Symptoms of Osteochondral Lesion of the Talus
Symptoms of osteochondral lesions of the talus tend to develop gradually, and may not be immediately noticeable. An osteochondral lesion often causes:
- Chronic pain in the ankle
- Clicking or catching feeling when walking
- Feeling that the ankle will give out
Symptoms are usually worse when weight is put on the foot and are not as severe when the foot is at rest. As this condition progresses, symptoms may worsen, especially if there is loose pieces of cartilage or bone within the ankle. Left untreated, osteochondral lesions may cause chronic pain and swelling, and may eventually limit the motion of the joint.

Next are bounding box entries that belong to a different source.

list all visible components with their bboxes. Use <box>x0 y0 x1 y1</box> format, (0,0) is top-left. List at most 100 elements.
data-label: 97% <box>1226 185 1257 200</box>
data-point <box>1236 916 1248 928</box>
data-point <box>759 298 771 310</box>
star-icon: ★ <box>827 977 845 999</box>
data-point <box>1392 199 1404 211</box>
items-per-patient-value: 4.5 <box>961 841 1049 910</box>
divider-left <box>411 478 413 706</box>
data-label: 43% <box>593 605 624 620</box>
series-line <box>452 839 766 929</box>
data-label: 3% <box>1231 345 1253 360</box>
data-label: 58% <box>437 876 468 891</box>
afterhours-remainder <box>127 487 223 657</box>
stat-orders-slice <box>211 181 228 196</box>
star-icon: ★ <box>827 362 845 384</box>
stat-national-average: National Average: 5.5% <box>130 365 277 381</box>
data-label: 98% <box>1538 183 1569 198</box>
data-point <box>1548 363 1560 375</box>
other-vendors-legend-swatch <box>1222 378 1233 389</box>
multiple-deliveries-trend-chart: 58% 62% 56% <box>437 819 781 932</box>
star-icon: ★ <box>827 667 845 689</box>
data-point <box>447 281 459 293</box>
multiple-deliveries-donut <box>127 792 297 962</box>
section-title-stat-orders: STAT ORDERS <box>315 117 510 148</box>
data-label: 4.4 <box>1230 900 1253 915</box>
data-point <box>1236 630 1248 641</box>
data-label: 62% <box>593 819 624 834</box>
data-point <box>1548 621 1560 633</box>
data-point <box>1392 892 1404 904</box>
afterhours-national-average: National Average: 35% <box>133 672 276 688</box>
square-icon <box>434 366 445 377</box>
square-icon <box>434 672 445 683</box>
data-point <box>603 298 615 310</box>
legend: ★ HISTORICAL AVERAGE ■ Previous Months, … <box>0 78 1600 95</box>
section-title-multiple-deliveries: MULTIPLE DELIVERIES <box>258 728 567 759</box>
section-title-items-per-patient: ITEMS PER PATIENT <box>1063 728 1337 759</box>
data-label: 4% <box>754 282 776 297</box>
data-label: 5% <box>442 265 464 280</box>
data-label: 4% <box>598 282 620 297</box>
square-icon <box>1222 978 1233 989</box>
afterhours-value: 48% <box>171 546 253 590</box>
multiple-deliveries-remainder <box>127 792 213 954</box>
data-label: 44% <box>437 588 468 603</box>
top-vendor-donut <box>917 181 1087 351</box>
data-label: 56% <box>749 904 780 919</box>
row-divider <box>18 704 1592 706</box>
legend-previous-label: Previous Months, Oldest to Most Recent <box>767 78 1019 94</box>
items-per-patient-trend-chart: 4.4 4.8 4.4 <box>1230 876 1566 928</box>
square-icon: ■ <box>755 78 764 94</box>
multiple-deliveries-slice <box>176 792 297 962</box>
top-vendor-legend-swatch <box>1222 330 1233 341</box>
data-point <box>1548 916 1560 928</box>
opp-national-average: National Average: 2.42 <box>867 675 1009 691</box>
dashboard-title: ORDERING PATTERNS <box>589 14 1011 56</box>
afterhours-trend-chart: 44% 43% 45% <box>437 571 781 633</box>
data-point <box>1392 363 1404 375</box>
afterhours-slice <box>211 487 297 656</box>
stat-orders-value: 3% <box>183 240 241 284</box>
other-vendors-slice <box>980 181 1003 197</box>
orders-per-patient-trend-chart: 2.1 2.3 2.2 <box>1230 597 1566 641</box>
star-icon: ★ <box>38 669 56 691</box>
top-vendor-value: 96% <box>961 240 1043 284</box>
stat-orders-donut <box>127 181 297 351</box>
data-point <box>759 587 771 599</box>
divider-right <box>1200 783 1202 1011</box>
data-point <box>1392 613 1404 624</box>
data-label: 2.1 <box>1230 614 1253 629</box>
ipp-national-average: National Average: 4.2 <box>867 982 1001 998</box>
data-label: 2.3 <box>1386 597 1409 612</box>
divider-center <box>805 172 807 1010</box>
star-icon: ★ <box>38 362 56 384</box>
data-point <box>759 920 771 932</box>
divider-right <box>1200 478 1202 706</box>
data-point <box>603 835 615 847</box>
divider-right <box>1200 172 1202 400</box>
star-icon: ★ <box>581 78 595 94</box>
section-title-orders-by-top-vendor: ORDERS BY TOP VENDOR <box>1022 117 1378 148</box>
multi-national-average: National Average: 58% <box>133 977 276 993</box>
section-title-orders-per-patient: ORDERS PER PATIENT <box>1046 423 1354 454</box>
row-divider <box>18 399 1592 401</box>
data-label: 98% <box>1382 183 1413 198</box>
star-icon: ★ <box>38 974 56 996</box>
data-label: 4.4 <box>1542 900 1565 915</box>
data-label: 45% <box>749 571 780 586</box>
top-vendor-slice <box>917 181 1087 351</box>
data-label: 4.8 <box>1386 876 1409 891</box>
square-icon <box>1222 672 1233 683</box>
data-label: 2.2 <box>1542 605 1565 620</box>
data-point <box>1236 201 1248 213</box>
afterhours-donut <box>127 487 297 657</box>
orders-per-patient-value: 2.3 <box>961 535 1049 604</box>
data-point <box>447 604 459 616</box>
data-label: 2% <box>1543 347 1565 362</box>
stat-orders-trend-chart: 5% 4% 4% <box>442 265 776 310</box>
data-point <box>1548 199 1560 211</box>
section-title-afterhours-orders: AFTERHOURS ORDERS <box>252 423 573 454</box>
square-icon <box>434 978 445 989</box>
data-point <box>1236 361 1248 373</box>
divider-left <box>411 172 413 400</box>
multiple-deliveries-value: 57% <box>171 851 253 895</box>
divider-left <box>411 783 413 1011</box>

Causes of Osteochondral Lesion of the Talus
Osteochondral lesions are usually caused by an injury, such as an ankle sprain, which damages the cartilage and forces it to soften and slowly break off. A broken piece of cartilage may remain in the ankle, causing an osteochondral lesion to occur. A lesion may not develop until months or even years after an injury occurs, unless the injury is severe. This condition may also be caused by abnormal bone development, which is most commonly seen in children. Repeated trauma to the ankle over time can also cause osteochondral lesions to gradually develop.
Diagnosis of Osteochondral Lesion of the Talus
An osteochondral lesion of the talus is often missed during the early diagnosis of ankle injuries, since an injury such as a sprain is usually considered minor and does not require treatment. However, if pain and swelling persist, an osteochondral lesion may be suspected. In addition to a physical examination of the ankle and foot, imaging tests such as X-rays and MRI scans may be performed to diagnose an osteochondral lesion of the talus.
Treatment for Osteochondral Lesion of the Talus
Treatment for osteochondral lesions of the talus usually begins with conservative methods to help relieve pain caused by stable lesions with no loose cartilage or bone. Conservative treatment methods may include:
- Nonsteroidal anti-inflammatory drugs
- Physical therapy
- Ankle brace
If these methods fail to relieve the symptoms of the lesion, surgery may be needed. Surgery for this condition may involve removing the loose cartilage or bone within the joint and promote healing of the talus. There are several different surgical techniques available to treat this condition. These techniques vary depending on the size, location and severity of the lesion. After surgery, most patients experience permanent relief from ankle pain and swelling caused by the lesion.